Her disorientation is conveyed to us via quick pans, the softening of the world around her, and the quietness of her mind. As Alice searches her own house for her bathroom, she repeatedly opens the same closet door, but the camera moves around in such a way that we have to ask ourselves if that is indeed the same door or not. We are just as confused as Alice. I can imagine it’s the same confusion my dad feels when he moves my chess piece multiple times without meaning to.
Disorientation, embarrassment and time lapses are skillfully conveyed, and in a way that feels, for lack of a better word, personal. Between the visuals, the auditory clues and the flashbacks the directors sprinkle throughout the film, I felt like I might actually be closer to gaining an understanding of this complicated disease.
The scene that best demonstrates to me what it might be like to be my father from day to day is when Alice leaves instructions for herself on how to commit suicide once she’s too far gone. After seeing the instructions, Alice has to go back over them again and again to understand them — never grasping that taking an entire bottle of pills will end her life. Anyone familiar with Alzheimer’s knows that this is what it’s like every day — everything from putting on pants to brushing teeth seems strange and unfamiliar. This detail rang true to me, while also raising an issue that none of us seems ready to talk about: assisted suicide. If at one point Alice knew she wanted to die when her memory failed her, does that give someone else the right to pull the plug now that it’s really happened? I spend a lot of time avoiding what the answer would be for my father who, before he was sick, loved to talk about his impending death and his admiration for those who took their own lives when they were ready.

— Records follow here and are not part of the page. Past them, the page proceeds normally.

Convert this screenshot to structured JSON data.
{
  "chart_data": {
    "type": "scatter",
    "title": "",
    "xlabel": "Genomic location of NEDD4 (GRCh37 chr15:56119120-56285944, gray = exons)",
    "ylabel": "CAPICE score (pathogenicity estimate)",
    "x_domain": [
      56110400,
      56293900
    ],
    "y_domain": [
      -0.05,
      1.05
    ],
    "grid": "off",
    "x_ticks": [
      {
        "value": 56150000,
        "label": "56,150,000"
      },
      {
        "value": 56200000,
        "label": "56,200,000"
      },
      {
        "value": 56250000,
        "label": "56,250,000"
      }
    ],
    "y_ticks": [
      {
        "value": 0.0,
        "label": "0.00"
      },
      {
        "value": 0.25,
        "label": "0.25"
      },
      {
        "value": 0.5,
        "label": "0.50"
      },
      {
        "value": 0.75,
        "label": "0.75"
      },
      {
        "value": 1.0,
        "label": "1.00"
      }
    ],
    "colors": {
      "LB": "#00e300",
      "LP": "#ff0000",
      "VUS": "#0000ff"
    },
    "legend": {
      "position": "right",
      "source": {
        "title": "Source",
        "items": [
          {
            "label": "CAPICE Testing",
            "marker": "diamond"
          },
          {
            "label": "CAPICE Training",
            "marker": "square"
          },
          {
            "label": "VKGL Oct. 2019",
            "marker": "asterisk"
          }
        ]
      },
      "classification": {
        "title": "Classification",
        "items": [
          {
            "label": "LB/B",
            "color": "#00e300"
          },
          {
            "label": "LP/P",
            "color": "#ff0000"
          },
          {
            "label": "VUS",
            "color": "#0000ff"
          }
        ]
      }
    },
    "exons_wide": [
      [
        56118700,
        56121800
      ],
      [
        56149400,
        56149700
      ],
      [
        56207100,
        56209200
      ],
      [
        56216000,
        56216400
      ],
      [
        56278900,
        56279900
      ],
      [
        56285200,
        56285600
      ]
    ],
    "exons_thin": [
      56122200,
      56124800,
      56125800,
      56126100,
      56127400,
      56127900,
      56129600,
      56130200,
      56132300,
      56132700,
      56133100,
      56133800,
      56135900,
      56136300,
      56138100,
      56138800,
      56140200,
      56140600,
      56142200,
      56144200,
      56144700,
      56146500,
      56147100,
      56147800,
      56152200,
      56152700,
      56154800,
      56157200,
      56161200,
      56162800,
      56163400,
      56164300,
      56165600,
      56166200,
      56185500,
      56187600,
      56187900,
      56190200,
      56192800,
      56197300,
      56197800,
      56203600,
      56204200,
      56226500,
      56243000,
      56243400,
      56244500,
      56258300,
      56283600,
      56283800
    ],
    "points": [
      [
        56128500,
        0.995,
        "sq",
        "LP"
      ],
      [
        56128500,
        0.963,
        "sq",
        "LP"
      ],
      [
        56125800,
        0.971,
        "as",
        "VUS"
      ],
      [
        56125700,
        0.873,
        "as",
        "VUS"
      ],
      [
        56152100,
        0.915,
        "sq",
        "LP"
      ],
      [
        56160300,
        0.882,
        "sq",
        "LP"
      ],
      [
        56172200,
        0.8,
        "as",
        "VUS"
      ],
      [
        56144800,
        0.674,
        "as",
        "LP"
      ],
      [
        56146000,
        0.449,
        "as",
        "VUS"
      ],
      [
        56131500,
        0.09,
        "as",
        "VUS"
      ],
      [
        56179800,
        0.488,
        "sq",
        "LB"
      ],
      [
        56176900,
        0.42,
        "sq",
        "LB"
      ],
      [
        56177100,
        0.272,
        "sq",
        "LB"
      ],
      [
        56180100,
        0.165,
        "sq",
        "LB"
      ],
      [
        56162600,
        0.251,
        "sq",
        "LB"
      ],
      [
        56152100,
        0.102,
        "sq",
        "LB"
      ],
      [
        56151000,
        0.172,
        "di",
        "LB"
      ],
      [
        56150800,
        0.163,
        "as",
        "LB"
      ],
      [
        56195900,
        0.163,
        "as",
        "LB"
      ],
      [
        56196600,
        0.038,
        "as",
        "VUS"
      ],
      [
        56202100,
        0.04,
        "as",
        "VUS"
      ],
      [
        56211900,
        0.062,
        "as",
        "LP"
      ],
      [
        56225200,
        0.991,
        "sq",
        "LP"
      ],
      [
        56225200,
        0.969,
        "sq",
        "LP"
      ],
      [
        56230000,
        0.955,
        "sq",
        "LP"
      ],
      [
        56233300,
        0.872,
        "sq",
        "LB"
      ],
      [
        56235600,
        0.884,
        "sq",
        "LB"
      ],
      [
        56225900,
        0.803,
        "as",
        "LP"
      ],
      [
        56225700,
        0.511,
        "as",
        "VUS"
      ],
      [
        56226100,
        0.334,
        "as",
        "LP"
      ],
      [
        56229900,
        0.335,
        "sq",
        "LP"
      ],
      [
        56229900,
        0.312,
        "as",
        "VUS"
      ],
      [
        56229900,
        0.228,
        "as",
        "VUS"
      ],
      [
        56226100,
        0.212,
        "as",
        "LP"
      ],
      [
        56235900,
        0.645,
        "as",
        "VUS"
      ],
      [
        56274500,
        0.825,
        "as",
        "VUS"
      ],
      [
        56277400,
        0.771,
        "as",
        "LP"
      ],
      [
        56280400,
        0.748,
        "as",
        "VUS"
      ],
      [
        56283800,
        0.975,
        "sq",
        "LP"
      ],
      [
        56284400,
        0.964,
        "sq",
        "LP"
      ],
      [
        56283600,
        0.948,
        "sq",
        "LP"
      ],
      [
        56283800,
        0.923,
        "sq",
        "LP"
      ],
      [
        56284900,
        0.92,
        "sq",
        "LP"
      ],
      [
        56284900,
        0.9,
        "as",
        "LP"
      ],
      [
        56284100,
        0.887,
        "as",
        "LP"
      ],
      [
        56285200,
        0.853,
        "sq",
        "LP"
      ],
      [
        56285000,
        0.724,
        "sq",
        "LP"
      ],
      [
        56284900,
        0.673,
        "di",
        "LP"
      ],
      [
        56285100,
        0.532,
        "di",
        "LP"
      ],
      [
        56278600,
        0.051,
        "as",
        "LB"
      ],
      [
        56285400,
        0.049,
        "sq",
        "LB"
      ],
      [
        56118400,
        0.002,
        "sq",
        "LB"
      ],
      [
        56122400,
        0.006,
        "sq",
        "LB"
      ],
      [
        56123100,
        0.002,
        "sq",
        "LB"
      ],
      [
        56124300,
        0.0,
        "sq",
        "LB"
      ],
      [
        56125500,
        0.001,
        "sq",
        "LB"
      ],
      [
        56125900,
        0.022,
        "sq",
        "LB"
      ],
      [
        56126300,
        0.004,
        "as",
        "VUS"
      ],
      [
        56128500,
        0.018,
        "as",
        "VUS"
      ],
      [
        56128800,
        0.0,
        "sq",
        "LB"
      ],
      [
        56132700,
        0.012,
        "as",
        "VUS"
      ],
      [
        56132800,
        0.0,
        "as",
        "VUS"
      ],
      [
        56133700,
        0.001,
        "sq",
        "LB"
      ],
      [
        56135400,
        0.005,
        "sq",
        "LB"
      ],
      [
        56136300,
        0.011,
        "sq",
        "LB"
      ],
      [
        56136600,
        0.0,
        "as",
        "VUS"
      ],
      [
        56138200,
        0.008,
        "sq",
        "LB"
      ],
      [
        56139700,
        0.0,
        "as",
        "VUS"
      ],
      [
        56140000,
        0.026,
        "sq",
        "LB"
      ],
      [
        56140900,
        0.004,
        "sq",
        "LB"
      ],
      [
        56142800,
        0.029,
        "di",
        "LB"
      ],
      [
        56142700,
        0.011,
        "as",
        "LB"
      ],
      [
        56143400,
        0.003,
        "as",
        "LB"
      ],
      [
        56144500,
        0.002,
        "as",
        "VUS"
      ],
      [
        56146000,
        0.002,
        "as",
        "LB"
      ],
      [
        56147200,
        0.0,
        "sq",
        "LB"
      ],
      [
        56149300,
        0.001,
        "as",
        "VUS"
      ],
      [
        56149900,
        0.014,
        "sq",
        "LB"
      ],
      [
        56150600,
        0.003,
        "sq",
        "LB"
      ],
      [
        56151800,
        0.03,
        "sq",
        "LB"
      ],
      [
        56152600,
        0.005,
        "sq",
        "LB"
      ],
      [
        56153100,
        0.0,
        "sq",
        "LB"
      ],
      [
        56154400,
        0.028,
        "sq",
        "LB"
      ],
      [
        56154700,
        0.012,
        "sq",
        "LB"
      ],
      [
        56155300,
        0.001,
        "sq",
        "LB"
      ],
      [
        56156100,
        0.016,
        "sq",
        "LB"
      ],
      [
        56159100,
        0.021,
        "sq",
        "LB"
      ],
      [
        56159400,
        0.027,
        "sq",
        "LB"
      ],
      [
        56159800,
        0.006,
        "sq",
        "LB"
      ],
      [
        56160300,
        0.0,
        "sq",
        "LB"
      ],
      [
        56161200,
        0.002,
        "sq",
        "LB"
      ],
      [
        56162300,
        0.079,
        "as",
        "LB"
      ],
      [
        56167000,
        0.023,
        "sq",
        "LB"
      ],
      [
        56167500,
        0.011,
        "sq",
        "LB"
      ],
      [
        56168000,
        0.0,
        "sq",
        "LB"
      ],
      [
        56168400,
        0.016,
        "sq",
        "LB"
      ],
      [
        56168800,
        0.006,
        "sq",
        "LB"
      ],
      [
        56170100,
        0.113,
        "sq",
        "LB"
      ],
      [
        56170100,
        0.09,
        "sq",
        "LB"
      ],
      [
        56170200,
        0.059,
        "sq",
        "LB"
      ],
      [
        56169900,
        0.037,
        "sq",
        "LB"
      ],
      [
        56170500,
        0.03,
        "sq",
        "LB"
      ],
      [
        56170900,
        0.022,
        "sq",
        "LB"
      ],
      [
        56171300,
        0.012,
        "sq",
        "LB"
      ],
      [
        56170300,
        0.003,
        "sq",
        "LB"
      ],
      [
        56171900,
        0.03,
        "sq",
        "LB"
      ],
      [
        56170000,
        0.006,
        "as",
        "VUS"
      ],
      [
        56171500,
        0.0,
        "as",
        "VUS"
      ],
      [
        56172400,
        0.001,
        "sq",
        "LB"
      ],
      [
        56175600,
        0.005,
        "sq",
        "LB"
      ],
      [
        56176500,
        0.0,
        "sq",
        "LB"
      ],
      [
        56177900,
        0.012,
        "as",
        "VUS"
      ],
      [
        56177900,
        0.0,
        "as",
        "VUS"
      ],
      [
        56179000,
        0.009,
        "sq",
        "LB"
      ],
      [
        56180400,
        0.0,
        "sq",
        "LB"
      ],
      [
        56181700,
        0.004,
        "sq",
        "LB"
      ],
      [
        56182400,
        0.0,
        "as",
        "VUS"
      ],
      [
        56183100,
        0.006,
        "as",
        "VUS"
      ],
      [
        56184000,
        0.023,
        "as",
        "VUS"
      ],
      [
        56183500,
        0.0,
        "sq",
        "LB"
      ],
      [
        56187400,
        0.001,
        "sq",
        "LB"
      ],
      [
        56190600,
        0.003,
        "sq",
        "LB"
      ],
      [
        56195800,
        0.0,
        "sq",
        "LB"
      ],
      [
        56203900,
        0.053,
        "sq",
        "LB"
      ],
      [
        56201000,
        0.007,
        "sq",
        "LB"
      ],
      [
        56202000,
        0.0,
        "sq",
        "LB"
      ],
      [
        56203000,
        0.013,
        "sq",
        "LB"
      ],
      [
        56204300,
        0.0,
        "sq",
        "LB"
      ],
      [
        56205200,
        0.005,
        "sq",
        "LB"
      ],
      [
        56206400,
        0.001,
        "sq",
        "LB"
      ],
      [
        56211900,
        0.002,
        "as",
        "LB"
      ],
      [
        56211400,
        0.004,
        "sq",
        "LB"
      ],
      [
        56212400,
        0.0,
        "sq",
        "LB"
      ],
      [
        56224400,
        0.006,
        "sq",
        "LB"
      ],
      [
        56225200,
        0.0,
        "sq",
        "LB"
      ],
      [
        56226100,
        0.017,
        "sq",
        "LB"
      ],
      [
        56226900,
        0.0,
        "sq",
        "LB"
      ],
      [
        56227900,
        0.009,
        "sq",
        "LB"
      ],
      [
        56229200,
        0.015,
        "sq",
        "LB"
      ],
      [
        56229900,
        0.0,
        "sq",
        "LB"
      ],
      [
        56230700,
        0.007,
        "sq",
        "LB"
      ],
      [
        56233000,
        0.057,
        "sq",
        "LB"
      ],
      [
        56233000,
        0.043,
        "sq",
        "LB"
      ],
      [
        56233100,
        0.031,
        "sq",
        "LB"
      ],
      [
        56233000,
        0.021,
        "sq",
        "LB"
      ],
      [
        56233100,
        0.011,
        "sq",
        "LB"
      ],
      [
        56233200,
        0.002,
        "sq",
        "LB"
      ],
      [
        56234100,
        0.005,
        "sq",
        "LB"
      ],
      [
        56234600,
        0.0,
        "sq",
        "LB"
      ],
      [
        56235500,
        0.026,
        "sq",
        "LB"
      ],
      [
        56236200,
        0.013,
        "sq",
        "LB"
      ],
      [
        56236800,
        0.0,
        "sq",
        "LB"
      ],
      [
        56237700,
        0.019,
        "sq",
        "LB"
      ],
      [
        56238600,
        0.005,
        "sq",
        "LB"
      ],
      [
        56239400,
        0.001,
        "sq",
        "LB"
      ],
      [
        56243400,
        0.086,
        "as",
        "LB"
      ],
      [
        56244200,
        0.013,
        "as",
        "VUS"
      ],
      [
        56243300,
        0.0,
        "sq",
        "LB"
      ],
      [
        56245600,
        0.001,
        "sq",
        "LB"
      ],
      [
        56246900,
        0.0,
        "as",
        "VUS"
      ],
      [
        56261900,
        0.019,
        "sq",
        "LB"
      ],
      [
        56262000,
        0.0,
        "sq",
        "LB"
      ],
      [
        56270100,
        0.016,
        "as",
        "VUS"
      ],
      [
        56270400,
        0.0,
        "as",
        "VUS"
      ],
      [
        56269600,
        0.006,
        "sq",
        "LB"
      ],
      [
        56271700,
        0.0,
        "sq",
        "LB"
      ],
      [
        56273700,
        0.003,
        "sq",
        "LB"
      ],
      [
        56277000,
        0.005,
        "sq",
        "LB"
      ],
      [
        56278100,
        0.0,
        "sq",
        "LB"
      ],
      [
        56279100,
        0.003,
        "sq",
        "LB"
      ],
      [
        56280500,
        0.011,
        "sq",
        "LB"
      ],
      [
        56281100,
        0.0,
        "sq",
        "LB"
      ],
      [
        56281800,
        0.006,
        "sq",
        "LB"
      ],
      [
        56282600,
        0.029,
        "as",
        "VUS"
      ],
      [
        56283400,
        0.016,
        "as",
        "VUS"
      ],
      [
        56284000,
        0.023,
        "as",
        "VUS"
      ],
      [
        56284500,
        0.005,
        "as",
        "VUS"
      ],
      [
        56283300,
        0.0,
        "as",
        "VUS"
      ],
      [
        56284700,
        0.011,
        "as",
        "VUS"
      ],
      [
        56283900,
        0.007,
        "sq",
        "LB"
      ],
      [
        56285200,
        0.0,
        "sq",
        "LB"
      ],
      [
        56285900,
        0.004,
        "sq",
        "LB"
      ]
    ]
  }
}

Watching the scenes of Alice being asked memory questions (“I’m going to tell you a name and I need you to repeat it later”) brought me back to sitting in a doctor’s office with my father as he failed to remember the three things the doctor had told him. And although, again, at first I found no comfort in the fact that Alice’s story was so different from my own experiences, I liked the idea of Alice speaking out, reminding her family of her memory loss, and taking charge of going to the doctor herself. I guess we all hope that we might have this much agency and be less of a burden to those around us.
This article wasn’t easy for me to write. Every time I sat down, I went on long tangents about my own life (many of which I left in) and never returned often enough to the brave filmmaking. Still Alice did a great thing for me. It reminded me of why we tell stories. The directors of the film, Richard Glatzer and Wash Westmoreland, had a story worth telling, and we all can take something away from it. And that’s really all we can ask for, right? They are telling a truth about a heartbreaking, life-changing disease. And these are stories so rarely told that they need much, much more attention. I literally can’t thank them enough for taking the time to put it on the screen.
There’s a scene in which Alice speaks at an Alzheimer’s convention about having the disease. A part of me thought this was simply not realistic. I know that, for myself as a caregiver, there’s no way in hell I’d let my father speak publicly. When we are in public, I constantly worry about him maintaining his dignity and his anxiety levels. I don’t want him to experience pain. I don’t want people to laugh at him. But that’s my story. I’m glad there are other stories to tell. I like the story of the person with Alzheimer’s who has that one last shining moment of speaking in public to a group of adoring onlookers. I kind of wish my Dad had had that.
For the record, my Dad still beats me in chess.